Virginia Magazine of History and Biography
The Deadly Politics of Giving: Exchange and Violence at Ajacan, Roanoke, and Jamestown • Seth Mallios • Tuscaloosa: University of Alabama Press, 2006 • xiv, 150 pp. • $44.75 cloth; $21.50 paper
Reviewed by James Taylor Carson, associate professor of history at Queen's University, Kingston, Ontario, Canada. He is the author of Searching for the Bright Past: The Mississippi Choctaws from Prehistory to Removal (1999).
In The Deadly Politics of Giving, anthropologist Seth Mallios compares and contrasts encounters between Algonquians and Europeans at three early outposts of European colonization: a 1570 Spanish Jesuit mission on Chesapeake Bay, the 1580s English settlements on Roanoke Island, and the 1607 Jamestown colony. Mallios is most interested in the exchange patterns that characterized the early days of each colonial enterprise and the relationship between such exchanges and colonial violence. In the end Mallios finds a common pattern in which colonists initially accept the gift-giving parameters of native diplomacy, but over time they fail to appreciate the moral power of such relationships.

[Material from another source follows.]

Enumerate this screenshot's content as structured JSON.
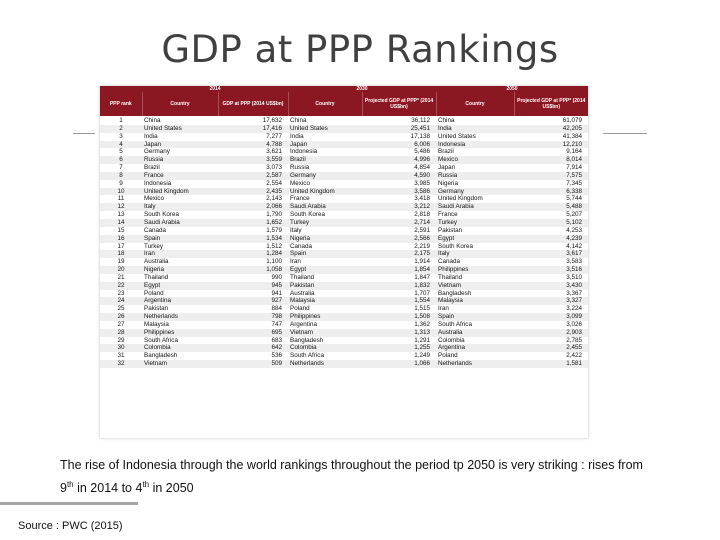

As the invaders attempted to shift the nature of exchange from gift-giving to trade, they antagonized their partners and gave rise to any number of retaliatory and punitive actions.
Mallios draws on the work of anthropologist Marcel Mauss to inform his study of gift and commodity exchange. Gift-giving entails reciprocal behavior on the part of the recipient and creates a way to mediate intercultural relations in ways that involve personal prestige, respect, and honor far more than any kind of profit calculation. Commodity exchange, however, is rooted in private ownership of property and premised on acquisition of goods rather than prestige. Although the two types of exchange are not mutually exclusive, Mallios uses them to distinguish between the colonies early uncertain days and later times when the colonists lacked the desire and willingness to perpetuate the gift-giving cycle.
Although it is clear that Algonquian peoples practiced gift-giving as described by Mallios, the depth of the Europeans' commitment to commodity exchange is less clear. Rather than argue that Europeans preferred commodity exchange, Mallios assumes that, as capitalists, it came much more naturally to them than did gift exchange. But though the settlers were clearly interested in locating mineral wealth, their exchange relationships with the Algonquians they encountered revolved around the acquisition of food and political or military support. Indeed, given the vast historiographical debate about the beginnings of capitalism in the Americas and the late medieval culture of the colonists, it is reasonable to question the degree to which a commodity exchange model is applicable to the three contact situations that the author explores. In any event, the clarity of the gift/commodity exchange model in theory is less clear in practice.
Although readers may quibble with the utility of Mallios's typologies and models, his interpretation of early contact encounters in light of gift exchange explicates how and when things went wrong in each of the colonial examples. The Jesuits at Acajan, for example, failed to reciprocate with those who fed them and instead rewarded their neighbors' enemies with gifts. Such behavior left their supporters with little choice but to cut them loose before eventually deciding to kill them. Likewise, the English in Jamestown failed to pay enough attention to the Powhatans while courting their rivals. Punitive attacks left the English chastised and shaken.
The comparative approach of The Deadly Politics of Giving is the book's greatest strength. Clearly the Algonquians involved in each encounter had learned from prior events and behaved accordingly. As well, over time the English learned how better to achieve their imperial goals through manipulation of gift exchanges. The time and attention the author devotes to modeling and classifying such exchange patterns intrudes on the narrative, but Mallios provides an insightful and detailed look at the how the Algonquians set the tone for colonial encounters and why the invaders sought first to accommodate and then to repudiate them as their own needs changed.